When it comes to adding small incremental features, nobody knows how to do it anymore.  The parts of the system that were acquired are never touched.  All the engineers and designers that knew anything about the inner workings of those acquired parts have long since left or been made redundant.  Nobody remaining in the company knows how these parts work anymore.  Adding or changing anything becomes slow and risky.  Innovation grinds to an ignominious halt while software stability degrades with each new release.  The cost of maintenance is now astronomical, eating any margins that the company made from selling the merged hotchpotch solution.  Customer dissatisfaction is at an all time high.  Nobody can understand why, with such a rich feature set, customers are defecting in droves and nobody can make the solution work as required, despite heroic efforts to do so.  Even the feature set is beginning to look a little tired and so last year.

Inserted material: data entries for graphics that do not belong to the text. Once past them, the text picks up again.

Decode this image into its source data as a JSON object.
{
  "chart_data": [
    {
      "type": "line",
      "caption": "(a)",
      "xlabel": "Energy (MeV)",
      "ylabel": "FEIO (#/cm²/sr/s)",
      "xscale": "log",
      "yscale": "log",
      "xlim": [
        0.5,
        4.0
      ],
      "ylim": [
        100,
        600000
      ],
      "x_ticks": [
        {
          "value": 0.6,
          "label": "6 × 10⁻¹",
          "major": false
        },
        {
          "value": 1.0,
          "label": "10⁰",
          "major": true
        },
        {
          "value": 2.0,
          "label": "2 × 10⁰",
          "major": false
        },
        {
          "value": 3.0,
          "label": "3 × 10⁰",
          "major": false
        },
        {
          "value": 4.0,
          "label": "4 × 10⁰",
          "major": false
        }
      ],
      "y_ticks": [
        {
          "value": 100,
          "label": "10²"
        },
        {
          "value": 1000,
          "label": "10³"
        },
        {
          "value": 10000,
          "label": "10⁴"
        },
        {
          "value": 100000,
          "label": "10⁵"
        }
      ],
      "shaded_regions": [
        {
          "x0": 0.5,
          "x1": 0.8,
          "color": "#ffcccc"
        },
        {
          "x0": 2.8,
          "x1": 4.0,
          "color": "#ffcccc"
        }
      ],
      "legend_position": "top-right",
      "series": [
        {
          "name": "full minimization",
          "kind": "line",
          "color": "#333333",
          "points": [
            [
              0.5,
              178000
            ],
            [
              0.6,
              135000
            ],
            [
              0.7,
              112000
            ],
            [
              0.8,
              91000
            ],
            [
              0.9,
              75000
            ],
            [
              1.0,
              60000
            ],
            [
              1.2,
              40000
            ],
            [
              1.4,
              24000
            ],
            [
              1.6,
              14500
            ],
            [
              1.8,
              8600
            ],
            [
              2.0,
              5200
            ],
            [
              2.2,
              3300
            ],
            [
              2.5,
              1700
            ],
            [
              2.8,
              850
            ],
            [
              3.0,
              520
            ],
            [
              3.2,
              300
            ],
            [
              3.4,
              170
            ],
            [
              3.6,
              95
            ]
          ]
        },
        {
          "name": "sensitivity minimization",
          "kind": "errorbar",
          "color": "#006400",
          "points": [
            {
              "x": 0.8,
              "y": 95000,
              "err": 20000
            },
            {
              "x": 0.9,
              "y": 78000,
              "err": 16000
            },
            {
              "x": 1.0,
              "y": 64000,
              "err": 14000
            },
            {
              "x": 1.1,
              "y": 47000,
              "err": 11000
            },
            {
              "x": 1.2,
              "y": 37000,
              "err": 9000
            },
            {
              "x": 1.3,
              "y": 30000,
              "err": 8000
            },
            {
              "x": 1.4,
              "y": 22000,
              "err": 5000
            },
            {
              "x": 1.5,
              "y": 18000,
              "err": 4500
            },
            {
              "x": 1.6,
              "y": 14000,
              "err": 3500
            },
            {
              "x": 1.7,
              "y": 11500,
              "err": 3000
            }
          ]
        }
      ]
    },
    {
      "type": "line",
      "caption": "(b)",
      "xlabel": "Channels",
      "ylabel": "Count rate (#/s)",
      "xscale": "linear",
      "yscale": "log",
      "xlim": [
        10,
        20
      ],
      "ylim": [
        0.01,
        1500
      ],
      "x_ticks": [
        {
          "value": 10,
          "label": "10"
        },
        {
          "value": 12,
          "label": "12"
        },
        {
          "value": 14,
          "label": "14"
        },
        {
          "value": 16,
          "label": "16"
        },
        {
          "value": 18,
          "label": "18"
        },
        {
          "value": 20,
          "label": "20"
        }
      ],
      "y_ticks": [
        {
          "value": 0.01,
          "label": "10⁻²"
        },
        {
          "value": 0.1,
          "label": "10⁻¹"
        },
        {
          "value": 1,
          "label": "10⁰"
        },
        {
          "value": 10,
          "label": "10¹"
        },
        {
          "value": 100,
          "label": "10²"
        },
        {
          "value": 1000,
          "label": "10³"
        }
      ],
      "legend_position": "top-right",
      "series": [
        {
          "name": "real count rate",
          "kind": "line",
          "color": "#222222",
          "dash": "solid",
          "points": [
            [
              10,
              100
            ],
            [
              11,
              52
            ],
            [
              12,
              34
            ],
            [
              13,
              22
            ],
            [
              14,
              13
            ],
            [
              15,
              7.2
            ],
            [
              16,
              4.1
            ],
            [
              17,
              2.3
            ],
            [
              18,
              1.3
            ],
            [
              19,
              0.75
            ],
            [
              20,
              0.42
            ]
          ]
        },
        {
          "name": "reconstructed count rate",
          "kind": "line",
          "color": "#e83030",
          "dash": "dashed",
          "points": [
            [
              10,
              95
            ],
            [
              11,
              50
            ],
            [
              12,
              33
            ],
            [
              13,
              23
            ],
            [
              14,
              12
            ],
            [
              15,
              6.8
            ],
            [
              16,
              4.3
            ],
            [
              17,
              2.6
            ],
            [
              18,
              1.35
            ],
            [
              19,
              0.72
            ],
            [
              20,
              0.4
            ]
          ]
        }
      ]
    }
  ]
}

Meanwhile, another bunch of motivated people, in a start up somewhere else, realise that the problem to solve is to make a good version of the aggregated solution that was assembled by the acquiring company.  With a model to follow, these guys make good design and engineering decisions and arrive at a fully featured solution which actually does more, with less.  It’s simpler, more fully featured, more elegant, more reliable and cheaper.  Users find it more consistent to use, more intuitive, easier to learn and more satisfying to work with.

And then the first company we spoke about, who assembled their go to market solution from acquired companies’ technology, goes bust.  And so the process repeats, ad infinitum, leaving a trail of broken hearts, broken people, broken promises and broken dreams in its wake.